For the next ten minutes, we sat quietly and listened to the doctors and nurses. "Cut here." "Suction." "Almost there." And then, a different voice said "Time of birth: 12:38." I literally held my own breath as I waited for my son to breathe. When he let out an angry cry, I exhaled and smiled at Larry. One of the residents called out, "The breech baby came out first." I had met with her just before surgery and begged that she deliver him first since he was already named Lawrence Arthur V. I couldn't imagine having Grayden be the oldest baby and explaining why he didn't have the honor (or the curse, depending on how you feel about it) of receiving his father's and grandfather's and great grandfather's and great great grandfather's name.

A nurse whizzed by me with a tiny wailing ball of baby, and I sent Larry with the camera to take pictures. Not 30 seconds later, someone called out "Baby B at 12:39" but it wasn't followed by any cry. "Breathe, breathe, breathe," I whispered and then Spencer Grayden finally squawked like a little Canadian goose flying south for the winter. The goose squawks turned into real baby cries as he was also carried by me to another waiting baby warmer.

The rest of the surgery is fuzzy, so much that I wonder if the nurse anesthesiologist upped the pain meds once I witnessed the birth. I remember someone calling out Ren's weight--4 pounds, 11 ounces--and I just assumed that meant he would be heading to the NICU. Someone--maybe Larry--brought both boys for me to see, but it was a quick 10 second peek. I longed to touch them and hold them but my arms were strapped down so I had to settle for a peck on their cheeks. They did not look as I expected, or even like other newborns I had seen. I think their prematurity and low birth weight disguised their true looks. Moments later they were taken out of the operating room with Larry, and I was left, alone, while the doctors finished my surgery. The tugging I could feel was oddly comforting and I drifted off to sleep.

As soon as I was rolled into recovery, I asked two questions. The first, and most important, was "Can I please have some water?" You know what they said? "No. Not until 12 hours after the surgery." ARE YOU KIDDING ME??? Although the effects of the diabetes had already started to wear off, I was thirsty beyond words. I settled for some ice chips, but only because my legs were numb and I couldn't walk across the room to the sink by myself.

I was afraid to ask the second question. "How are my babies?"

The recovery nurse nonchalantly answered, "Fine," as she wrote in my chart.

"You mean they aren't in the NICU?"

"Hmm, I don't think so," she said. "We would have heard from the NICU if they were."

I couldn't believe it.
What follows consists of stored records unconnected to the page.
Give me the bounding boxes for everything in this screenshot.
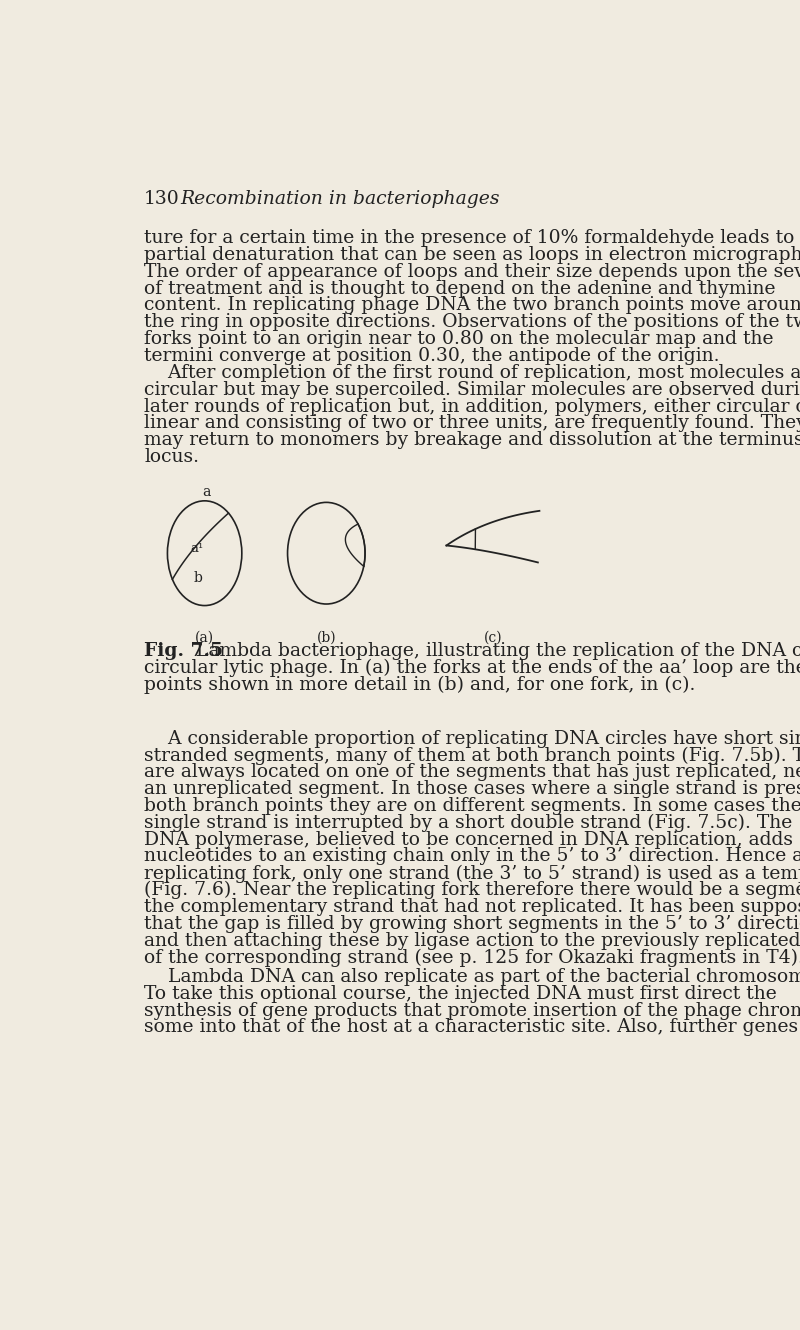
Text: nucleotides to an existing chain only in the 5’ to 3’ direction. Hence at a: nucleotides to an existing chain only in…: [144, 847, 800, 866]
Text: The order of appearance of loops and their size depends upon the severity: The order of appearance of loops and the…: [144, 263, 800, 281]
Text: linear and consisting of two or three units, are frequently found. They: linear and consisting of two or three un…: [144, 415, 800, 432]
Text: circular lytic phage. In (a) the forks at the ends of the aa’ loop are the growi: circular lytic phage. In (a) the forks a…: [144, 658, 800, 677]
Text: b: b: [194, 571, 203, 585]
Text: and then attaching these by ligase action to the previously replicated part: and then attaching these by ligase actio…: [144, 931, 800, 950]
Text: content. In replicating phage DNA the two branch points move around: content. In replicating phage DNA the tw…: [144, 297, 800, 314]
Text: Lambda DNA can also replicate as part of the bacterial chromosome.: Lambda DNA can also replicate as part of…: [144, 968, 800, 986]
Text: forks point to an origin near to 0.80 on the molecular map and the: forks point to an origin near to 0.80 on…: [144, 330, 774, 348]
Text: locus.: locus.: [144, 448, 199, 466]
Text: ture for a certain time in the presence of 10% formaldehyde leads to: ture for a certain time in the presence …: [144, 229, 794, 247]
Text: that the gap is filled by growing short segments in the 5’ to 3’ direction: that the gap is filled by growing short …: [144, 915, 800, 932]
Text: (c): (c): [484, 630, 502, 644]
Text: a¹: a¹: [190, 543, 203, 555]
Text: partial denaturation that can be seen as loops in electron micrographs.: partial denaturation that can be seen as…: [144, 246, 800, 263]
Text: an unreplicated segment. In those cases where a single strand is present at: an unreplicated segment. In those cases …: [144, 781, 800, 798]
Text: some into that of the host at a characteristic site. Also, further genes must: some into that of the host at a characte…: [144, 1019, 800, 1036]
Text: of the corresponding strand (see p. 125 for Okazaki fragments in T4).: of the corresponding strand (see p. 125 …: [144, 948, 800, 967]
Text: To take this optional course, the injected DNA must first direct the: To take this optional course, the inject…: [144, 984, 777, 1003]
Text: points shown in more detail in (b) and, for one fork, in (c).: points shown in more detail in (b) and, …: [144, 676, 695, 694]
Text: single strand is interrupted by a short double strand (Fig. 7.5c). The: single strand is interrupted by a short …: [144, 814, 793, 833]
Text: DNA polymerase, believed to be concerned in DNA replication, adds: DNA polymerase, believed to be concerned…: [144, 831, 793, 849]
Text: the complementary strand that had not replicated. It has been supposed: the complementary strand that had not re…: [144, 898, 800, 916]
Text: Lambda bacteriophage, illustrating the replication of the DNA of the: Lambda bacteriophage, illustrating the r…: [185, 642, 800, 660]
Text: 130: 130: [144, 190, 180, 209]
Text: Fig. 7.5: Fig. 7.5: [144, 642, 223, 660]
Text: A considerable proportion of replicating DNA circles have short single: A considerable proportion of replicating…: [144, 730, 800, 747]
Text: may return to monomers by breakage and dissolution at the terminus: may return to monomers by breakage and d…: [144, 431, 800, 450]
Text: After completion of the first round of replication, most molecules are: After completion of the first round of r…: [144, 364, 800, 382]
Text: synthesis of gene products that promote insertion of the phage chromo-: synthesis of gene products that promote …: [144, 1001, 800, 1020]
Text: replicating fork, only one strand (the 3’ to 5’ strand) is used as a template: replicating fork, only one strand (the 3…: [144, 864, 800, 883]
Text: stranded segments, many of them at both branch points (Fig. 7.5b). They: stranded segments, many of them at both …: [144, 746, 800, 765]
Text: are always located on one of the segments that has just replicated, never on: are always located on one of the segment…: [144, 763, 800, 781]
Text: the ring in opposite directions. Observations of the positions of the two: the ring in opposite directions. Observa…: [144, 314, 800, 331]
Text: (a): (a): [195, 630, 214, 644]
Text: both branch points they are on different segments. In some cases the: both branch points they are on different…: [144, 797, 800, 815]
Text: a: a: [202, 484, 210, 499]
Text: (b): (b): [317, 630, 336, 644]
Text: Recombination in bacteriophages: Recombination in bacteriophages: [180, 190, 499, 209]
Text: (Fig. 7.6). Near the replicating fork therefore there would be a segment of: (Fig. 7.6). Near the replicating fork th…: [144, 880, 800, 899]
Text: termini converge at position 0.30, the antipode of the origin.: termini converge at position 0.30, the a…: [144, 347, 720, 364]
Text: circular but may be supercoiled. Similar molecules are observed during: circular but may be supercoiled. Similar…: [144, 380, 800, 399]
Text: later rounds of replication but, in addition, polymers, either circular or: later rounds of replication but, in addi…: [144, 398, 800, 415]
Text: of treatment and is thought to depend on the adenine and thymine: of treatment and is thought to depend on…: [144, 279, 776, 298]
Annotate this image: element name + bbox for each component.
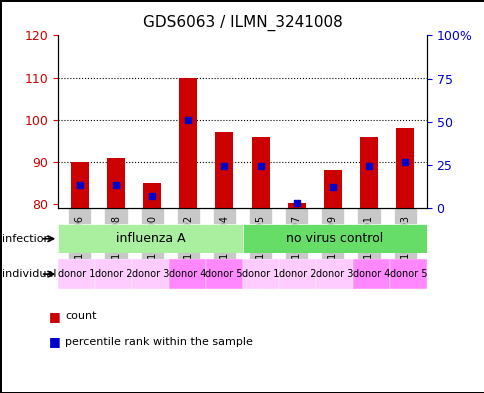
Text: ■: ■ — [48, 310, 60, 323]
Bar — [359, 137, 377, 208]
Text: count: count — [65, 311, 97, 321]
Text: donor 4: donor 4 — [168, 269, 206, 279]
Text: infection: infection — [2, 234, 51, 244]
Bar — [251, 137, 269, 208]
Text: donor 3: donor 3 — [131, 269, 169, 279]
Text: influenza A: influenza A — [115, 232, 185, 245]
Text: donor 5: donor 5 — [389, 269, 426, 279]
FancyBboxPatch shape — [389, 259, 426, 289]
Text: donor 1: donor 1 — [242, 269, 279, 279]
Text: donor 2: donor 2 — [278, 269, 316, 279]
Bar — [215, 132, 233, 208]
FancyBboxPatch shape — [58, 224, 242, 253]
Text: individual: individual — [2, 269, 57, 279]
Bar — [107, 158, 125, 208]
FancyBboxPatch shape — [279, 259, 316, 289]
FancyBboxPatch shape — [95, 259, 132, 289]
Title: GDS6063 / ILMN_3241008: GDS6063 / ILMN_3241008 — [142, 15, 342, 31]
Text: no virus control: no virus control — [286, 232, 382, 245]
FancyBboxPatch shape — [205, 259, 242, 289]
Text: donor 2: donor 2 — [94, 269, 132, 279]
Bar — [287, 203, 305, 208]
Text: donor 1: donor 1 — [58, 269, 95, 279]
FancyBboxPatch shape — [242, 259, 279, 289]
Text: percentile rank within the sample: percentile rank within the sample — [65, 337, 253, 347]
FancyBboxPatch shape — [58, 259, 95, 289]
Text: donor 4: donor 4 — [352, 269, 390, 279]
FancyBboxPatch shape — [352, 259, 389, 289]
Text: ■: ■ — [48, 335, 60, 349]
Bar — [71, 162, 89, 208]
Bar — [143, 183, 161, 208]
FancyBboxPatch shape — [242, 224, 426, 253]
Bar — [395, 128, 413, 208]
Bar — [179, 77, 197, 208]
Text: donor 5: donor 5 — [205, 269, 242, 279]
Bar — [323, 170, 341, 208]
FancyBboxPatch shape — [168, 259, 205, 289]
FancyBboxPatch shape — [132, 259, 168, 289]
Text: donor 3: donor 3 — [315, 269, 353, 279]
FancyBboxPatch shape — [316, 259, 352, 289]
I carried them 36 weeks and 1 day with a singular goal: no NICU time. And it appeared as if I had accomplished it. I had two healthy sons. I don't think I ever allowed myself to believe that this would ever really happen. After losing two pregnancies, after experiencing hemorrhaging, diabetes, a rescue cerglage, preterm labor, and preeclampsia with this one, and after spending the last 16 weeks on bedrest, I didn't dare dream that I would have one healthy baby, let alone two. I cried again, and although I pretended it was from extreme thirst, it was really from extreme relief.